Жуть какая-то, попробуй тогда опять поставить его ;) Мб что-то пох...илось =)

А iptables достаточно специфичная вешь - потому поумолчанию не врубаеться. Хотя странно, ибо модули не так сильно отегащают систему.... ХЗ эни квестионс ту генту-тим ;)

----------

## Urs

Если английский знаешь, то можешь поискать здесь, на forums.gentoo.org, по словам 'make menuconfig parsing'

и почитать чего народ пишет.

Вот, например:

https://forums.gentoo.org/viewtopic.php?t=91342

https://forums.gentoo.org/viewtopic.php?t=18641

Там просто многое советуют, поэтому я и не пишу решения.

А если верить Google, то проблема в том, что awk колбасит, если он нужный файл не находит...

----------

## dozzerr

Метод установки установки тут асолютно не причем...

Лечится просто :

Правим Makefile 

1. (где-то в районе строки 245 в секции MRPROPER_FILES находим include/asm и переносим ее пониже - в секцию MRPROPER_DIRS)

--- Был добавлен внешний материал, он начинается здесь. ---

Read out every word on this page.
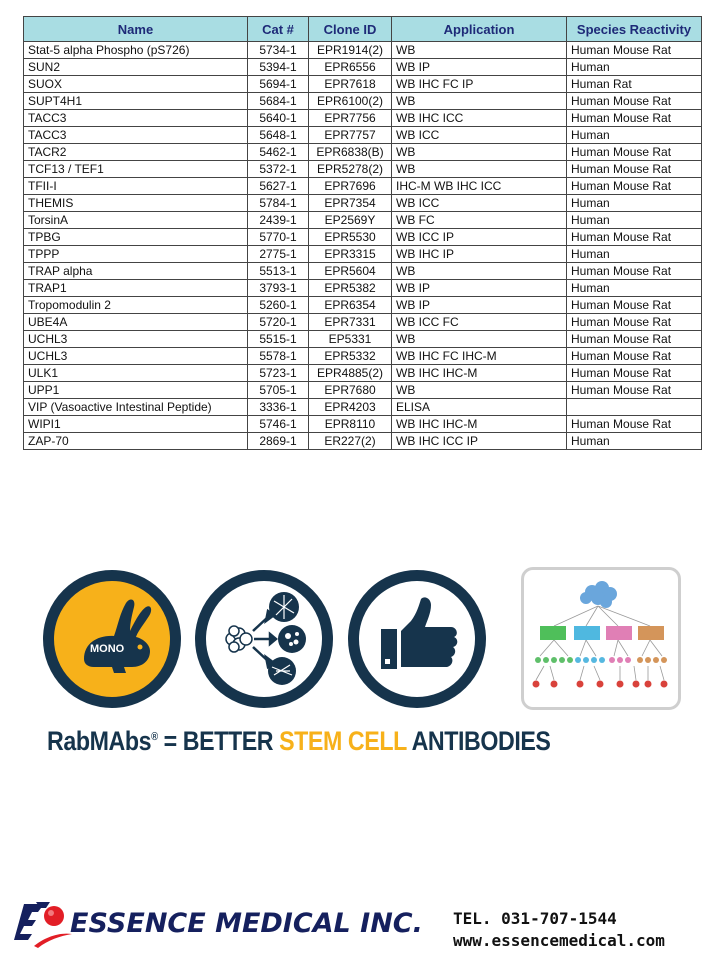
Name	Cat #	Clone ID	Application	Species Reactivity
Stat-5 alpha Phospho (pS726)	5734-1	EPR1914(2)	WB	Human Mouse Rat
SUN2	5394-1	EPR6556	WB IP	Human
SUOX	5694-1	EPR7618	WB IHC FC IP	Human Rat
SUPT4H1	5684-1	EPR6100(2)	WB	Human Mouse Rat
TACC3	5640-1	EPR7756	WB IHC ICC	Human Mouse Rat
TACC3	5648-1	EPR7757	WB ICC	Human
TACR2	5462-1	EPR6838(B)	WB	Human Mouse Rat
TCF13 / TEF1	5372-1	EPR5278(2)	WB	Human Mouse Rat
TFII-I	5627-1	EPR7696	IHC-M WB IHC ICC	Human Mouse Rat
THEMIS	5784-1	EPR7354	WB ICC	Human
TorsinA	2439-1	EP2569Y	WB FC	Human
TPBG	5770-1	EPR5530	WB ICC IP	Human Mouse Rat
TPPP	2775-1	EPR3315	WB IHC IP	Human
TRAP alpha	5513-1	EPR5604	WB	Human Mouse Rat
TRAP1	3793-1	EPR5382	WB IP	Human
Tropomodulin 2	5260-1	EPR6354	WB IP	Human Mouse Rat
UBE4A	5720-1	EPR7331	WB ICC FC	Human Mouse Rat
UCHL3	5515-1	EP5331	WB	Human Mouse Rat
UCHL3	5578-1	EPR5332	WB IHC FC IHC-M	Human Mouse Rat
ULK1	5723-1	EPR4885(2)	WB IHC IHC-M	Human Mouse Rat
UPP1	5705-1	EPR7680	WB	Human Mouse Rat
VIP (Vasoactive Intestinal Peptide)	3336-1	EPR4203	ELISA	
WIPI1	5746-1	EPR8110	WB IHC IHC-M	Human Mouse Rat
ZAP-70	2869-1	ER227(2)	WB IHC ICC IP	Human
MONO
RabMAbs® = BETTER STEM CELL ANTIBODIES
ESSENCE MEDICAL INC. TEL. 031-707-1544
www.essencemedical.com
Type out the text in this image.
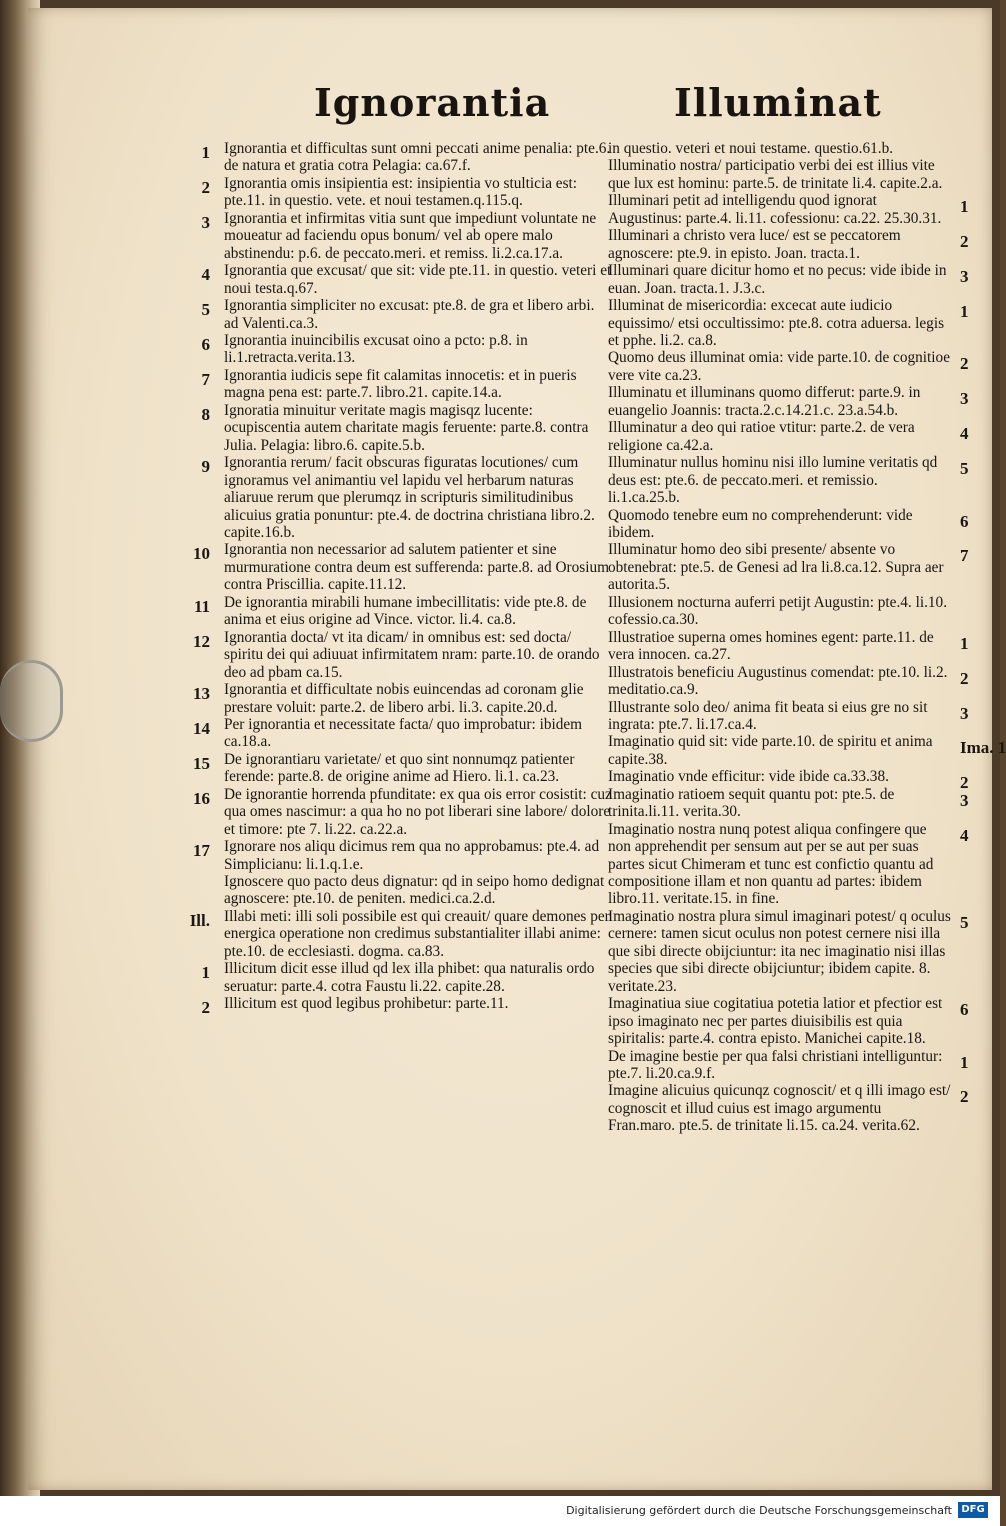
Ignorantia	Illuminat
1 Ignorantia et difficultas sunt omni peccati anime penalia: pte.6. de natura et gratia cotra Pelagia: ca.67.f.
2 Ignorantia omis insipientia est: insipientia vo stulticia est: pte.11. in questio. vete. et noui testamen.q.115.q.
3 Ignorantia et infirmitas vitia sunt que impediunt voluntate ne moueatur ad faciendu opus bonum/ vel ab opere malo abstinendu: p.6. de peccato.meri. et remiss. li.2.ca.17.a.
4 Ignorantia que excusat/ que sit: vide pte.11. in questio. veteri et noui testa.q.67.
5 Ignorantia simpliciter no excusat: pte.8. de gra et libero arbi. ad Valenti.ca.3.
6 Ignorantia inuincibilis excusat oino a pcto: p.8. in li.1.retracta.verita.13.
7 Ignorantia iudicis sepe fit calamitas innocetis: et in pueris magna pena est: parte.7. libro.21. capite.14.a.
8 Ignoratia minuitur veritate magis magisqz lucente: ocupiscentia autem charitate magis feruente: parte.8. contra Julia. Pelagia: libro.6. capite.5.b.
9 Ignorantia rerum/ facit obscuras figuratas locutiones/ cum ignoramus vel animantiu vel lapidu vel herbarum naturas aliaruue rerum que plerumqz in scripturis similitudinibus alicuius gratia ponuntur: pte.4. de doctrina christiana libro.2. capite.16.b.
10 Ignorantia non necessarior ad salutem patienter et sine murmuratione contra deum est sufferenda: parte.8. ad Orosium contra Priscillia. capite.11.12.
11 De ignorantia mirabili humane imbecillitatis: vide pte.8. de anima et eius origine ad Vince. victor. li.4. ca.8.
12 Ignorantia docta/ vt ita dicam/ in omnibus est: sed docta/ spiritu dei qui adiuuat infirmitatem nram: parte.10. de orando deo ad pbam ca.15.
13 Ignorantia et difficultate nobis euincendas ad coronam glie prestare voluit: parte.2. de libero arbi. li.3. capite.20.d.
14 Per ignorantia et necessitate facta/ quo improbatur: ibidem ca.18.a.
15 De ignorantiaru varietate/ et quo sint nonnumqz patienter ferende: parte.8. de origine anime ad Hiero. li.1. ca.23.
16 De ignorantie horrenda pfunditate: ex qua ois error cosistit: cuz qua omes nascimur: a qua ho no pot liberari sine labore/ dolore et timore: pte 7. li.22. ca.22.a.
17 Ignorare nos aliqu dicimus rem qua no approbamus: pte.4. ad Simplicianu: li.1.q.1.e.
Ignoscere quo pacto deus dignatur: qd in seipo homo dedignat agnoscere: pte.10. de peniten. medici.ca.2.d.
Ill. Illabi meti: illi soli possibile est qui creauit/ quare demones per energica operatione non credimus substantialiter illabi anime: pte.10. de ecclesiasti. dogma. ca.83.
1 Illicitum dicit esse illud qd lex illa phibet: qua naturalis ordo seruatur: parte.4. cotra Faustu li.22. capite.28.
2 Illicitum est quod legibus prohibetur: parte.11.
in questio. veteri et noui testame. questio.61.b.
Illuminatio nostra/ participatio verbi dei est illius vite que lux est hominu: parte.5. de trinitate li.4. capite.2.a.
1
Illuminari petit ad intelligendu quod ignorat Augustinus: parte.4. li.11. cofessionu: ca.22. 25.30.31.
2
Illuminari a christo vera luce/ est se peccatorem agnoscere: pte.9. in episto. Joan. tracta.1.
3
Illuminari quare dicitur homo et no pecus: vide ibide in euan. Joan. tracta.1. J.3.c.
1
Illuminat de misericordia: excecat aute iudicio equissimo/ etsi occultissimo: pte.8. cotra aduersa. legis et pphe. li.2. ca.8.
2
Quomo deus illuminat omia: vide parte.10. de cognitioe vere vite ca.23.
3
Illuminatu et illuminans quomo differut: parte.9. in euangelio Joannis: tracta.2.c.14.21.c. 23.a.54.b.
4
Illuminatur a deo qui ratioe vtitur: parte.2. de vera religione ca.42.a.
5
Illuminatur nullus hominu nisi illo lumine veritatis qd deus est: pte.6. de peccato.meri. et remissio. li.1.ca.25.b.
6
Quomodo tenebre eum no comprehenderunt: vide ibidem.
7
Illuminatur homo deo sibi presente/ absente vo obtenebrat: pte.5. de Genesi ad lra li.8.ca.12. Supra aer autorita.5.
Illusionem nocturna auferri petijt Augustin: pte.4. li.10. cofessio.ca.30.
1
Illustratioe superna omes homines egent: parte.11. de vera innocen. ca.27.
2
Illustratois beneficiu Augustinus comendat: pte.10. li.2. meditatio.ca.9.
3
Illustrante solo deo/ anima fit beata si eius gre no sit ingrata: pte.7. li.17.ca.4.
Ima. 1
Imaginatio quid sit: vide parte.10. de spiritu et anima capite.38.
2
Imaginatio vnde efficitur: vide ibide ca.33.38.
3
Imaginatio ratioem sequit quantu pot: pte.5. de trinita.li.11. verita.30.
4
Imaginatio nostra nunq potest aliqua confingere que non apprehendit per sensum aut per se aut per suas partes sicut Chimeram et tunc est confictio quantu ad compositione illam et non quantu ad partes: ibidem libro.11. veritate.15. in fine.
5
Imaginatio nostra plura simul imaginari potest/ q oculus cernere: tamen sicut oculus non potest cernere nisi illa que sibi directe obijciuntur: ita nec imaginatio nisi illas species que sibi directe obijciuntur; ibidem capite. 8. veritate.23.
6
Imaginatiua siue cogitatiua potetia latior et pfectior est ipso imaginato nec per partes diuisibilis est quia spiritalis: parte.4. contra episto. Manichei capite.18.
1
De imagine bestie per qua falsi christiani intelliguntur: pte.7. li.20.ca.9.f.
2
Imagine alicuius quicunqz cognoscit/ et q illi imago est/ cognoscit et illud cuius est imago argumentu Fran.maro. pte.5. de trinitate li.15. ca.24. verita.62.
Digitalisierung gefördert durch die Deutsche Forschungsgemeinschaft DFG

2. где-то возле строк 295-300 ищем строчку rm -f include/asm  и заменяем ее на rm -rf include/asm 

Вуаля...... Этот баг появился в патче 2.4.21....

----------

## Bash[DevNull]

 *dozzerr wrote:*   

> Метод установки установки тут асолютно не причем...
> 
> 

 

Ну как же? :) Ведь установка берет ваниллу, а потом налагет на нее патчи. Как раз один из патчей оказался кривым =)

----------

## lyuq

Сделал я конфиг на другом компе, чтоб не мучаться...

а еще пытался поставить ядро 2.6.1, так у него проявились какие-то проблемы с загрузкой модулей, не грузит, и все... Ни кто не вкурсе в чем может быть дело?

----------